See the discussion here:
*Pekiti-Tirsia and Sayoc Kali?*


----------



## dark_hadou (Jul 17, 2006)

thank you, i actually found it on my own by chance lol, very interesting indeed


----------



## Airyu@hotmail.com (Jul 18, 2006)

Thanks for Posting the Link Arnisador!

Gumagalang
Guro Steve L.

www.Sayoc.com
www.Bujinkandojo.net


----------



## jrrrr (Oct 25, 2013)

I think the story goes that the Sayoc kids were learning TKD and they would hang out with Leo Gaje and one of his senior instructors.
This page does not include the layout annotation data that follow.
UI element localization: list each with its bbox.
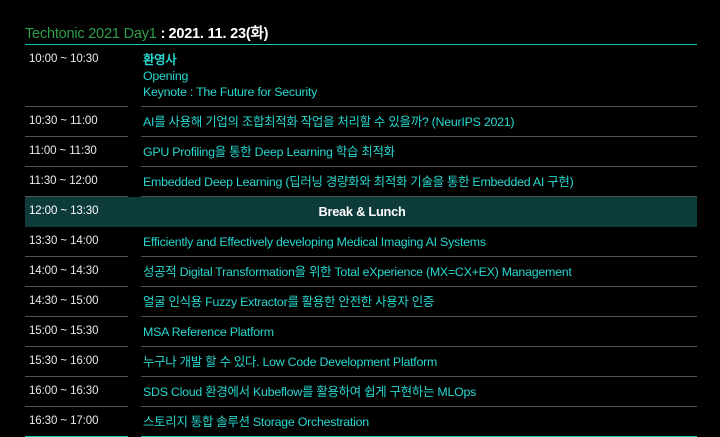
session-title-line: Break & Lunch [143, 204, 581, 220]
table-row[interactable]: 11:00 ~ 11:30GPU Profiling을 통한 Deep Lear… [25, 137, 697, 167]
session-title: SDS Cloud 환경에서 Kubeflow를 활용하여 쉽게 구현하는 ML… [141, 377, 697, 407]
session-title-line: 성공적 Digital Transformation을 위한 Total eXp… [143, 264, 697, 280]
table-row[interactable]: 13:30 ~ 14:00Efficiently and Effectively… [25, 227, 697, 257]
session-time: 16:30 ~ 17:00 [25, 407, 141, 436]
session-time: 13:30 ~ 14:00 [25, 227, 141, 256]
table-row[interactable]: 16:30 ~ 17:00스토리지 통합 솔루션 Storage Orchest… [25, 407, 697, 437]
session-time: 12:00 ~ 13:30 [25, 197, 141, 226]
session-title-line: SDS Cloud 환경에서 Kubeflow를 활용하여 쉽게 구현하는 ML… [143, 384, 697, 400]
session-title-line: 스토리지 통합 솔루션 Storage Orchestration [143, 414, 697, 430]
table-row[interactable]: 16:00 ~ 16:30SDS Cloud 환경에서 Kubeflow를 활용… [25, 377, 697, 407]
session-time: 10:00 ~ 10:30 [25, 45, 141, 74]
session-title-line: GPU Profiling을 통한 Deep Learning 학습 최적화 [143, 144, 697, 160]
session-title: 얼굴 인식용 Fuzzy Extractor를 활용한 안전한 사용자 인증 [141, 287, 697, 317]
session-title-line: 환영사 [143, 52, 697, 68]
session-title: GPU Profiling을 통한 Deep Learning 학습 최적화 [141, 137, 697, 167]
table-row[interactable]: 15:00 ~ 15:30MSA Reference Platform [25, 317, 697, 347]
session-time: 11:00 ~ 11:30 [25, 137, 141, 166]
session-title: Embedded Deep Learning (딥러닝 경량화와 최적화 기술을… [141, 167, 697, 197]
session-time: 14:00 ~ 14:30 [25, 257, 141, 286]
session-title-line: MSA Reference Platform [143, 324, 697, 340]
session-time: 15:30 ~ 16:00 [25, 347, 141, 376]
session-time: 15:00 ~ 15:30 [25, 317, 141, 346]
table-row[interactable]: 14:30 ~ 15:00얼굴 인식용 Fuzzy Extractor를 활용한… [25, 287, 697, 317]
session-title-line: AI를 사용해 기업의 조합최적화 작업을 처리할 수 있을까? (NeurIP… [143, 114, 697, 130]
session-title: 환영사OpeningKeynote : The Future for Secur… [141, 45, 697, 107]
session-title: AI를 사용해 기업의 조합최적화 작업을 처리할 수 있을까? (NeurIP… [141, 107, 697, 137]
table-row[interactable]: 10:30 ~ 11:00AI를 사용해 기업의 조합최적화 작업을 처리할 수… [25, 107, 697, 137]
table-row[interactable]: 15:30 ~ 16:00누구나 개발 할 수 있다. Low Code Dev… [25, 347, 697, 377]
table-row[interactable]: 12:00 ~ 13:30Break & Lunch [25, 197, 697, 227]
session-title-line: Opening [143, 68, 697, 84]
table-row[interactable]: 11:30 ~ 12:00Embedded Deep Learning (딥러닝… [25, 167, 697, 197]
session-title-line: Embedded Deep Learning (딥러닝 경량화와 최적화 기술을… [143, 174, 697, 190]
table-row[interactable]: 14:00 ~ 14:30성공적 Digital Transformation을… [25, 257, 697, 287]
session-time: 16:00 ~ 16:30 [25, 377, 141, 406]
session-title: MSA Reference Platform [141, 317, 697, 347]
event-name: Techtonic 2021 Day1 [25, 26, 157, 42]
table-row[interactable]: 10:00 ~ 10:30환영사OpeningKeynote : The Fut… [25, 45, 697, 107]
session-title: Break & Lunch [141, 197, 697, 227]
session-title-line: Efficiently and Effectively developing M… [143, 234, 697, 250]
session-time: 11:30 ~ 12:00 [25, 167, 141, 196]
session-title: 누구나 개발 할 수 있다. Low Code Development Plat… [141, 347, 697, 377]
title-separator: : [161, 26, 166, 42]
event-date: 2021. 11. 23(화) [168, 22, 268, 43]
session-title-line: 누구나 개발 할 수 있다. Low Code Development Plat… [143, 354, 697, 370]
schedule-page: Techtonic 2021 Day1 : 2021. 11. 23(화) 10… [0, 0, 720, 406]
page-title: Techtonic 2021 Day1 : 2021. 11. 23(화) [25, 22, 697, 42]
session-title: 스토리지 통합 솔루션 Storage Orchestration [141, 407, 697, 437]
schedule-table: 10:00 ~ 10:30환영사OpeningKeynote : The Fut… [25, 45, 697, 437]
session-title-line: Keynote : The Future for Security [143, 84, 697, 100]
session-title: Efficiently and Effectively developing M… [141, 227, 697, 257]
session-title-line: 얼굴 인식용 Fuzzy Extractor를 활용한 안전한 사용자 인증 [143, 294, 697, 310]
session-time: 10:30 ~ 11:00 [25, 107, 141, 136]
session-title: 성공적 Digital Transformation을 위한 Total eXp… [141, 257, 697, 287]
session-time: 14:30 ~ 15:00 [25, 287, 141, 316]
Leo would teach the kids some basics including his knife triad system, angles 1,2 and 5 with appropriate hand checking,passing, etc system.


----------



## Airyu@hotmail.com (Oct 27, 2013)

Hi JRRR,

Are you so sure??? Resurrecting a thread from 2006 for what reason, we all should learn to move on.

Gumagalang
Guro Steve


----------



## jrrrr (Oct 27, 2013)

sorry, new member and saw the thread...


----------



## arnisador (Oct 27, 2013)

jrrrr said:


> sorry, new member and saw the thread...



I don't know that the story is fully clear yet on what happened--and I admit I am curious!


----------